Last, last week, I almost lost my father. The events that took place was like an action movie that has a terrorizing kontrabida. It was something I did not believe in an instant.
I just finally believed it was really real when I started feeling the fear. Yes, that's when it all sank in. What if, what if, I had no father anymore?!
When Papa arrived that night, he did not say any word. He went to sleep, I went to sleep. I closed my eyes, said my prayer for the night, and the first words I uttered was "Thank you po, nakauwi ng ligtas si Papa."
Little did I know that I should be more than thankful. And I realized, how much I love my two fathers.
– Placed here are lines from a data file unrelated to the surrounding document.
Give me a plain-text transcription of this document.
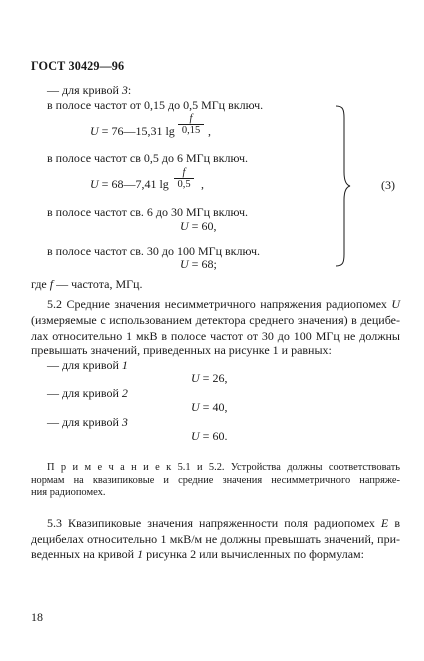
ГОСТ 30429—96
— для кривой 3:
в полосе частот от 0,15 до 0,5 МГц включ.
U = 76—15,31 $\lg \frac{f}{0,15}$ ,
в полосе частот св 0,5 до 6 МГц включ.
U = 68—7,41 $\lg \frac{f}{0,5}$ ,
в полосе частот св. 6 до 30 МГц включ.
U = 60,
в полосе частот св. 30 до 100 МГц включ.
U = 68;
(3)
где f — частота, МГц.
5.2 Средние значения несимметричного напряжения радиопомех U
(измеряемые с использованием детектора среднего значения) в децибе-
лах относительно 1 мкВ в полосе частот от 30 до 100 МГц не должны
превышать значений, приведенных на рисунке 1 и равных:
— для кривой 1
U = 26,
— для кривой 2
U = 40,
— для кривой 3
U = 60.
П р и м е ч а н и е к 5.1 и 5.2. Устройства должны соответствовать
нормам на квазипиковые и средние значения несимметричного напряже-
ния радиопомех.
5.3 Квазипиковые значения напряженности поля радиопомех E в
децибелах относительно 1 мкВ/м не должны превышать значений, при-
веденных на кривой 1 рисунка 2 или вычисленных по формулам:
18
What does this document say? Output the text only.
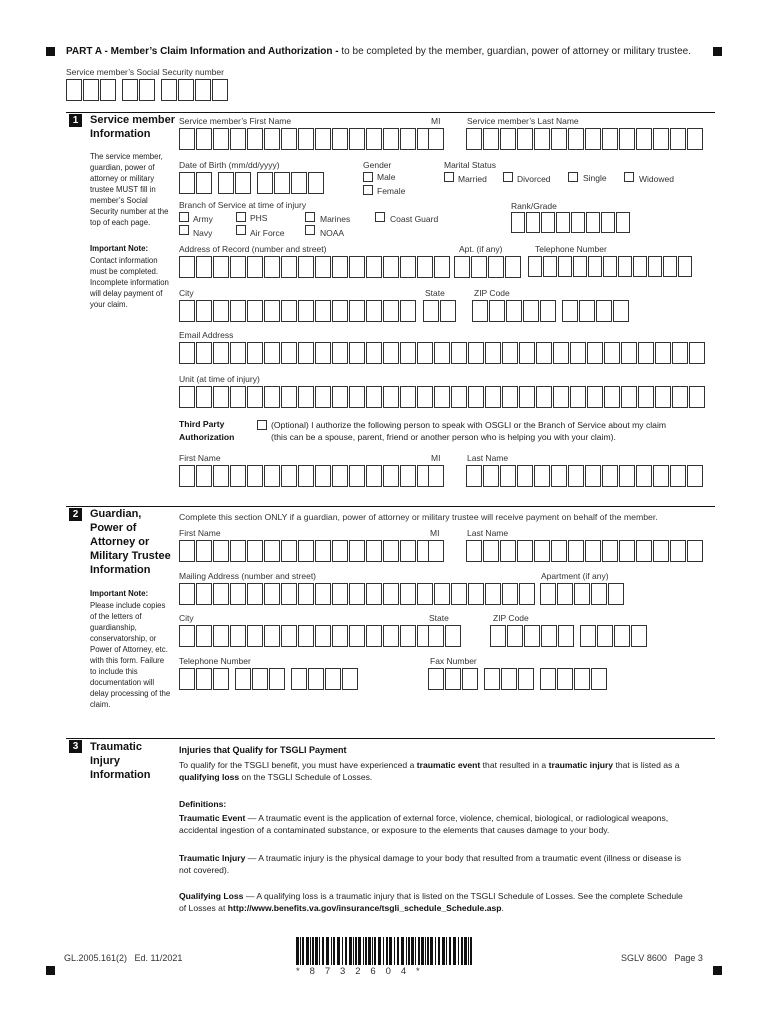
PART A - Member’s Claim Information and Authorization - to be completed by the member, guardian, power of attorney or military trustee.
Service member’s Social Security number
1	Service member Information
The service member, guardian, power of attorney or military trustee MUST fill in member’s Social Security number at the top of each page.
Important Note:
Contact information must be completed. Incomplete information will delay payment of your claim.
Service member’s First Name	MI	Service member’s Last Name
Date of Birth (mm/dd/yyyy)	Gender
Male
Female
Marital Status
Married	Divorced	Single	Widowed
Branch of Service at time of injury	Rank/Grade
Army	PHS	Marines	Coast Guard
Navy	Air Force	NOAA
Address of Record (number and street)	Apt. (if any)	Telephone Number
City	State	ZIP Code
Email Address
Unit (at time of injury)
Third Party Authorization
(Optional) I authorize the following person to speak with OSGLI or the Branch of Service about my claim (this can be a spouse, parent, friend or another person who is helping you with your claim).
First Name	MI	Last Name
2	Guardian, Power of Attorney or Military Trustee Information
Important Note:
Please include copies of the letters of guardianship, conservatorship, or Power of Attorney, etc. with this form. Failure to include this documentation will delay processing of the claim.
Complete this section ONLY if a guardian, power of attorney or military trustee will receive payment on behalf of the member.
First Name	MI	Last Name
Mailing Address (number and street)	Apartment (if any)
City	State	ZIP Code
Telephone Number	Fax Number
3	Traumatic Injury Information
Injuries that Qualify for TSGLI Payment
To qualify for the TSGLI benefit, you must have experienced a traumatic event that resulted in a traumatic injury that is listed as a qualifying loss on the TSGLI Schedule of Losses.
Definitions:
Traumatic Event — A traumatic event is the application of external force, violence, chemical, biological, or radiological weapons, accidental ingestion of a contaminated substance, or exposure to the elements that causes damage to your body.
Traumatic Injury — A traumatic injury is the physical damage to your body that resulted from a traumatic event (illness or disease is not covered).
Qualifying Loss — A qualifying loss is a traumatic injury that is listed on the TSGLI Schedule of Losses. See the complete Schedule of Losses at http://www.benefits.va.gov/insurance/tsgli_schedule_Schedule.asp.
GL.2005.161(2)   Ed. 11/2021
*   8   7   3   2   6   0   4   *
SGLV 8600   Page 3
That was when I entered a church again. I prayed inside Manila Cathedral (the only Church I feel some divinity). And I was soo thankful to Papa God. I was humbled. I was crying. He saved my human father here on earth. I'm not a devout Catholic, never since I was a child. And I told Him I would pray on the same church every Sunday. I wouldn't hear Mass. I know Papa God would understand me, He always does.
God's the best father. He kept Papa here with us. He knew I wouldn't be able to take it. He knew how I love Papa. And that's when I realized a lot about this love for our fathers too.
Our fathers always give a different love, it's special in different ways. Their embrace and kiss are always special despite the strictness. They makes us laugh. They make us proud. And they work hard for us.
Fathers also teach us lessons in life. These lessons come limited, sometimes out of the blue, sometimes not their intent but we pick it up nonetheless. And these lessons also happen to be the ones we believe in for the rest of our lives. It somehow shapes us into what we become.
Our fathers have lots of faults too. They are not perfect (except for the one who created us). But we should always be thankful we have them in our lives. And little by little, let's show them the love and care and gratitude they deserve. Now, so we wouldn't have regrets.